Wettelijke eisen aan de elektronische vrachtbrief
Om discussie over betrouwbaarheid van de handtekening voor te zijn, adviseren wij om een bewijsovereenkomst over de wijze van ondertekening te sluiten. In de AVC (algemene voorwaarden) is een bewijsovereenkomst opgenomen in artikel 2.
Vervoerder
Het gebruik van een elektronische vrachtbrief is een mogelijkheid, die het eCMR protocol biedt.
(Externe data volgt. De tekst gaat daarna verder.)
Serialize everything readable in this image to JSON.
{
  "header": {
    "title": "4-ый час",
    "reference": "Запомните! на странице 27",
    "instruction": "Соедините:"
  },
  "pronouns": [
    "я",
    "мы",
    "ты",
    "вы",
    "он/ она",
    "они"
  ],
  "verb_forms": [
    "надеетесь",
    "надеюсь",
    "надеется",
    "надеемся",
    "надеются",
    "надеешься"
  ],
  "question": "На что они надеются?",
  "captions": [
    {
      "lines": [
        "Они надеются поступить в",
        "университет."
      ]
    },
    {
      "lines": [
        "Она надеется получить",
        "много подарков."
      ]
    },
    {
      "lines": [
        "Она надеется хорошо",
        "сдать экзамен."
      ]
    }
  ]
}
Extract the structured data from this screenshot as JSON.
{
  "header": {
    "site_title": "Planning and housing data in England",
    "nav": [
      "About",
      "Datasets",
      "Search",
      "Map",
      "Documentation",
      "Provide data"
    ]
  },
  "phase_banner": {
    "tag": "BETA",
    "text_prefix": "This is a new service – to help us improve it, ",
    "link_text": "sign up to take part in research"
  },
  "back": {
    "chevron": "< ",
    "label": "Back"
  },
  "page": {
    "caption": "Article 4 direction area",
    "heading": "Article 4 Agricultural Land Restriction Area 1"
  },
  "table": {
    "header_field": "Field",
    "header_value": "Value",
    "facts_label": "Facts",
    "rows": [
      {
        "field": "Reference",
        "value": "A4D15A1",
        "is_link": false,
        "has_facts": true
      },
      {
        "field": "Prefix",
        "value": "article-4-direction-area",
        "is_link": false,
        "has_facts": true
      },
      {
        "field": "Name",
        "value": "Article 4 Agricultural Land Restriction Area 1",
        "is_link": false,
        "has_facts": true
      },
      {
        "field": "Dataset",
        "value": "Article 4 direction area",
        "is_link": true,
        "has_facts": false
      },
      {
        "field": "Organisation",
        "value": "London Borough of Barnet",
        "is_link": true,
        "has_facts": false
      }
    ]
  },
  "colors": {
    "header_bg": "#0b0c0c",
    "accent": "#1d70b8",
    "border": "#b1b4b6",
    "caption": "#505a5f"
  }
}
De partijen spreken het gebruik van een elektronische vrachtbrief af op het moment dat zij de vervoerovereenkomst afsluiten.
Ondervervoerder
Een ondervervoerder sluit een vervoerovereenkomst met de hoofdvervoerder. De hoofdvervoerder zal in deze vervoerovereenkomst alle afspraken uit de overeenkomst die hij met de afzender afsloot overnemen. Op die manier stemt de ondervervoerder dus toe in het gebruik van de elektronische vrachtbrief.
Geadresseerde
De geadresseerde is in eerste instantie geen partij bij de vervoerovereenkomst. Hij treedt toe op het moment, dat hij de goederen in ontvangst neemt (of direct na inontvangstneming door de vervoerder van de goederen als er in de vrachtbrief vermeld is, dat de afzender het beschikkingsrecht over het vervoer van de goederen vanaf dat moment heeft overgedragen aan de geadresseerde). Op het moment dat de geadresseerde toetreedt tot de vervoerovereenkomst, is hij ook verplicht om te accepteren dat er geen papieren vrachtbrief, maar een elektronische vrachtbrief wordt gebruikt.
Uitzondering
In de afspraken die afzender en vervoerder maken over het gebruik van de elektronische vrachtbrief, moeten zij ook procedures opnemen voor eventuele vervanging van een digitale vrachtbrief door een op andere wijze afgegeven vrachtbrief.
Hiermee wordt bedoeld, dat een van de partijen kan vragen om een papieren versie van de vrachtbrief.